To develop m-D and A-D expressions for cirrus clouds in terms of temperature T and cloud type, the following strategy was developed: (1) use 2D-S probe size-resolved measurements of ice particle number, projected area and mass concentration, where mass is estimated from the Baker-Lawson m-A power law, to generate m-D and A-D expressions for 10 μm < D < 1280 μm; (2) test the 2D-S m-D expression for -40°C < T < -20°C against size-resolved ice particle mass measurements for this same T regime; (3) if agreement in (2) is good, then assume that the 2D-S mass estimates for T < -40°C are adequate provided PSD area ratios (a proxy for mean ice particle shape for D > 60 μm) for T < -40°C are not much different than for -40°C < T < -20°C; (4) assume that the m-D and A-D uncertainties measured for -40°C < T < -20°C also apply at colder temperatures. This strategy has been implemented and the above strategy was partly successful. The 2D-S data is from the SPARTICUS cirrus cloud field campaign, using hundreds of PSD from synoptic and anvil cirrus clouds. The size-resolved ice particle mass measurements were obtained from a cloud seeding field study (Mitchell et al. 1990, JAM), using 827 ice particles having shapes characteristic of cirrus cloud ice particles formed between -20 and -40°C. The m-D and A-D relationships are best described by 2nd order polynomial fits, and the m-D curve fit for -40°C < T < -20°C (derived from 2D-S measurements) agreed well with the cloud seeding m-D measurements (within 35% based on mean size resolved values). This strategy appears successful for T > -55°C since PSD area ratios changed little between -20 and -55°C. However, PSD area ratios changed significantly for T < -55°C in both synoptic and anvil cirrus, indicating a need for direct ice particle mass measurements at these coldest temperatures. Nonetheless, the 2D-S m-D expressions for T < -55°C compare favorably against recent m-D power laws for small ice particles. Moreover, m-D power laws developed from cirrus measurements of ice water content and PSDs described in two recent studies compare favorably with the m-D expressions in this study.

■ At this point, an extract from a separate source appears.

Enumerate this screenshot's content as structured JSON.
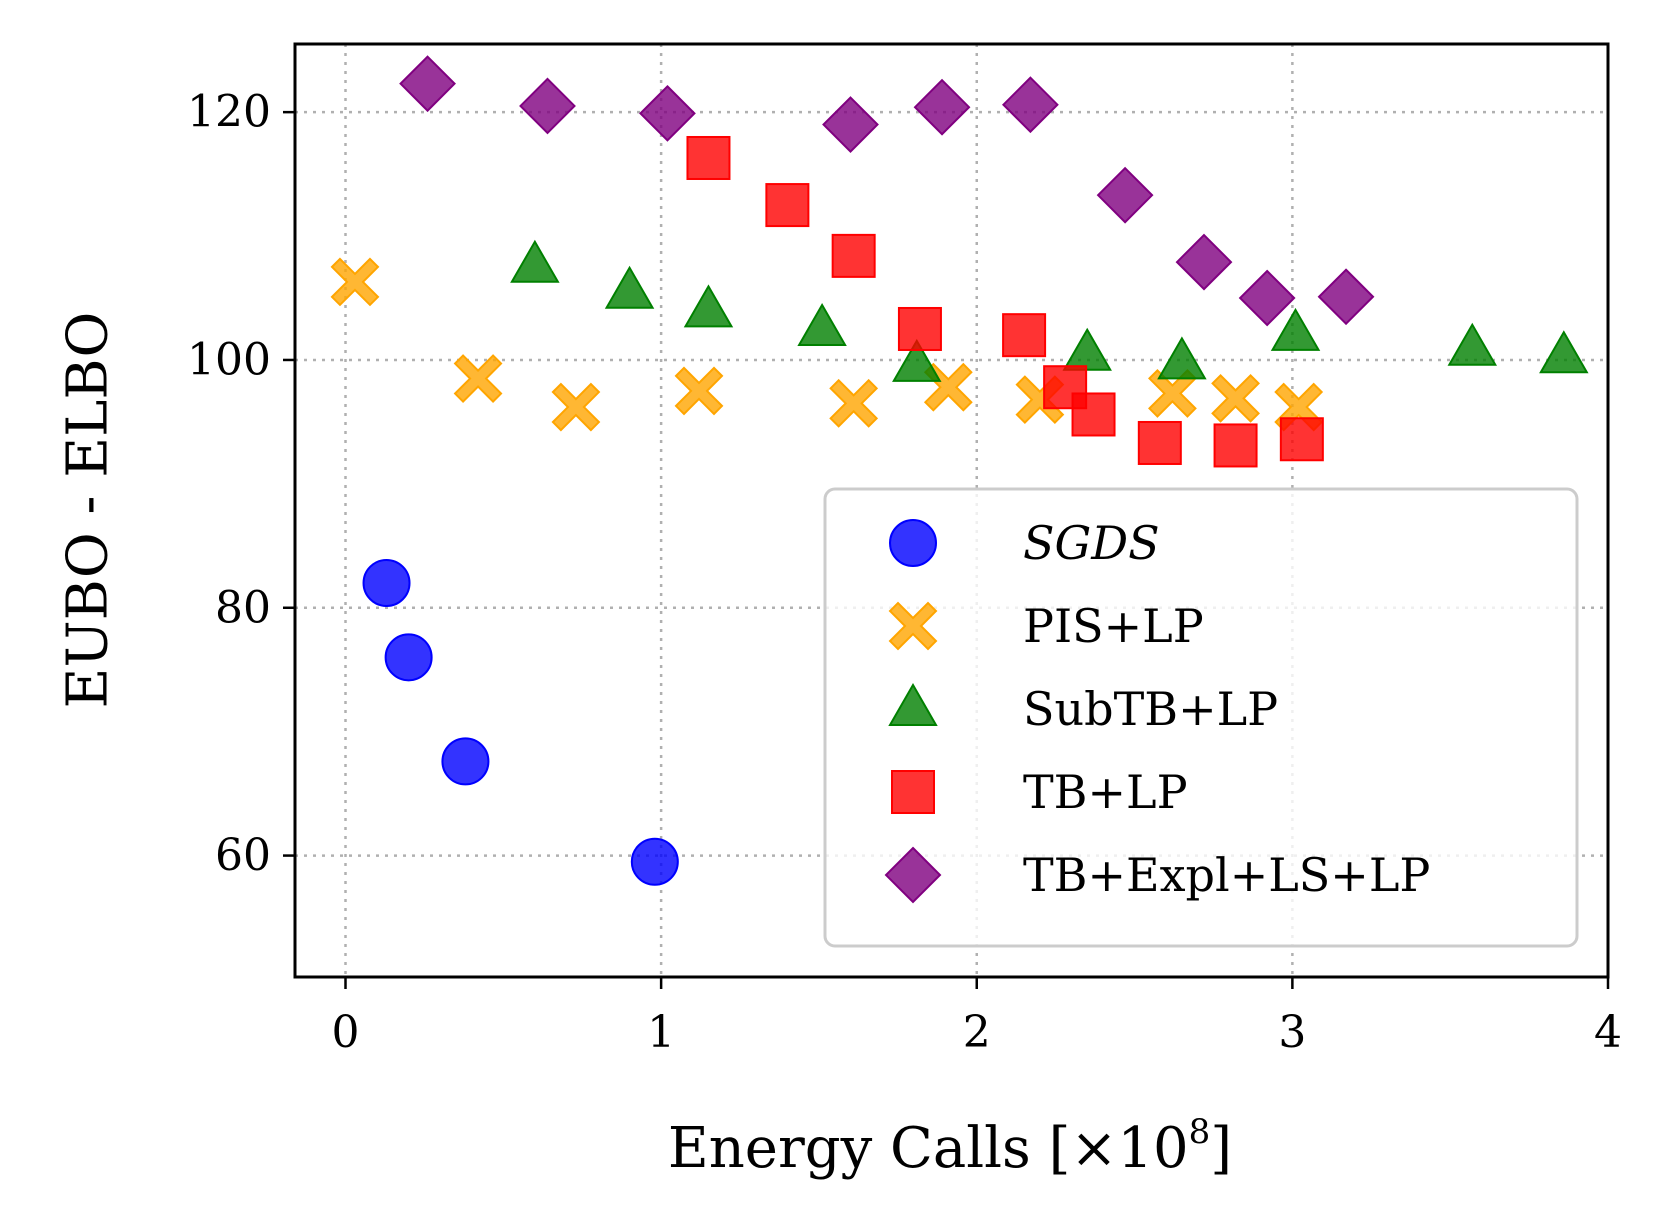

A methodology for extracting m-D and A-D power laws from the curve fit expressions, appropriate for a given PSD moment, has been developed. This may be a convenient way for cloud and climate models to utilize these curve-fit expressions while still preserving their model architecture that is based on m-D and A-D power laws.

This methodology was also used to estimate the uncertainty in the m-D power law exponent while the cloud seeding m-D data was used to estimate the overall uncertainty in particle mass for a given D. It was found that the majority of uncertainty is associated with the power law prefactor. This information should be useful in bounding uncertainties in cloud property retrievals.